Abu (ayah-red) kami, Teuku Bentara Pineung, punya empat istri. Rumoh Geudong (Lampoh Saka), Rumoh Sagoe, Rumah Bambi di Mamplam, dan Rumoh Blang Paseh. Rumoh Geudong, anak yang tua: Teuku Ismail. Lalu Teuku Thayeb, dan Pocut Mawardi. Di Rumoh Sagoe Cut Bang Mr (Teuku Muhammad Hasan-red), Teuku Husen, Teuku Ghazali, Teuku Hamid, dan Cut Nuraini. Di Rumoh Bambi di Mamplam, Teuku Mahmud, Cut Mariam, dan Cut Aisyah. Di Rumoh Blang Paseh, dari ibu saya, ayah saya memiliki dua anak: saya dan Cut Rahmaniar,” tutur Teuku Noekman, menceritakan riwayat singkat keluarga besarnya.

Menurut Teuku Noekman, Daud Beureueh bukanlah pendiri sekolah Jamiatul Diniyah. Daud Beureuh, kata dia, hanya salah seorang guru agama di sekolah yang ia sebut didirikan oleh ayahnya, Teuku Bentara Pineung.

“Sekolah itu didirikan dengan uang uleebalang. Yang koordinir abu (ayah) saya. Sekolah di Blang Paseh berdiri pada 1933. Teuku Bentara Pineung yang bangun. Pada saat itu, abu ke Padang Sumatera Barat untuk mencari guru. Pak Muktar Hamzah dan Pak Salman. Mereka orang-orang Muhammaddiyah. Mereka membawa keluarga mereka ke Pidie, menetap di sini, sampai meninggal dunia.
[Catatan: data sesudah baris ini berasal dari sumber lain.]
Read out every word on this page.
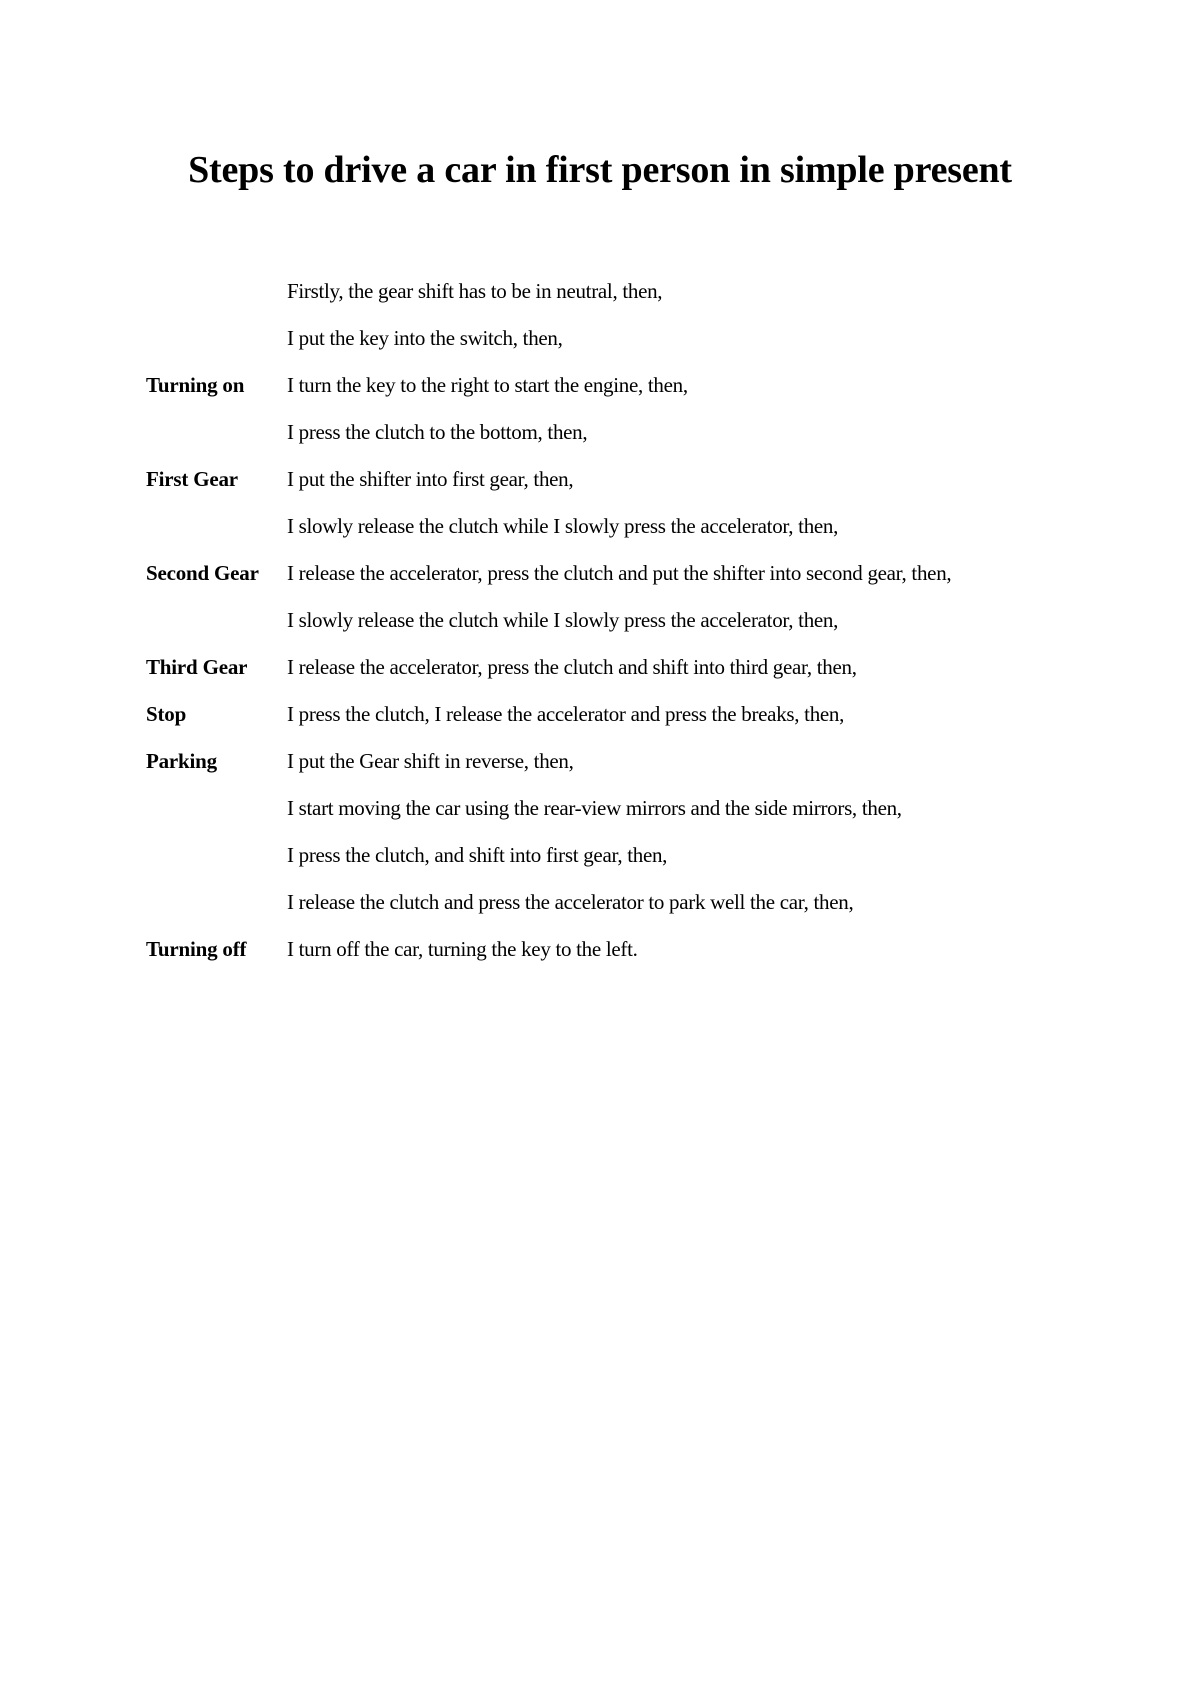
Steps to drive a car in first person in simple present
Firstly, the gear shift has to be in neutral, then,
I put the key into the switch, then,
Turning on	I turn the key to the right to start the engine, then,
I press the clutch to the bottom, then,
First Gear	I put the shifter into first gear, then,
I slowly release the clutch while I slowly press the accelerator, then,
Second Gear	I release the accelerator, press the clutch and put the shifter into second gear, then,
I slowly release the clutch while I slowly press the accelerator, then,
Third Gear	I release the accelerator, press the clutch and shift into third gear, then,
Stop	I press the clutch, I release the accelerator and press the breaks, then,
Parking	I put the Gear shift in reverse, then,
I start moving the car using the rear-view mirrors and the side mirrors, then,
I press the clutch, and shift into first gear, then,
I release the clutch and press the accelerator to park well the car, then,
Turning off	I turn off the car, turning the key to the left.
Tinggal di Keuramat Dalam,” kata Teuku Noekman. “Tanah sekolah itu tanah Bentara Pineung.”

Kata Teuku Noekman, Madrasah Sa`adah Abadiyah al-Jamiatul Diniyah di Blang Paseh pada awal-awal pendiriannya memiliki satu ruangan guru dan tiga ruang belajar. “Dan satu ruangan di lantai dua adalah tempat main sandiwara, seperti ruang kesenianlah,” kata Teuku Noekman.

Anthony Reid menuliskan, beberapa uleebalang memang terlibat dalam pendirian Jamiatul Diniyah. “Khususnya T Bentara (Pineung), yang menjadi penguasa di daerah tempat dibangunnya sekolah pertama…,” tulis Reid.

Hal itu, menurut Reid, lebih cenderung disebabkan persaingan antar uleebalang di Pidie yang terlalu sengit dan yang terkaya dari mereka adalah Teuku Umar Keumangan, uleebalang yang pada satu waktu pernah membuat Daud Beureueh meninggalkan kampungnya karena percekcokkan antar keduanya. Oleh sebab itu, Daud Beureueh membutuhkan perlindungan dari uleebalang lainnya, terlebih Teuku Umar Keumangan “bersikap bermusuhan dengan perguruan ini”.

Terlebih lagi, sesama uleebalang di Pidie kerap tak pernah akur satu sama lainnya.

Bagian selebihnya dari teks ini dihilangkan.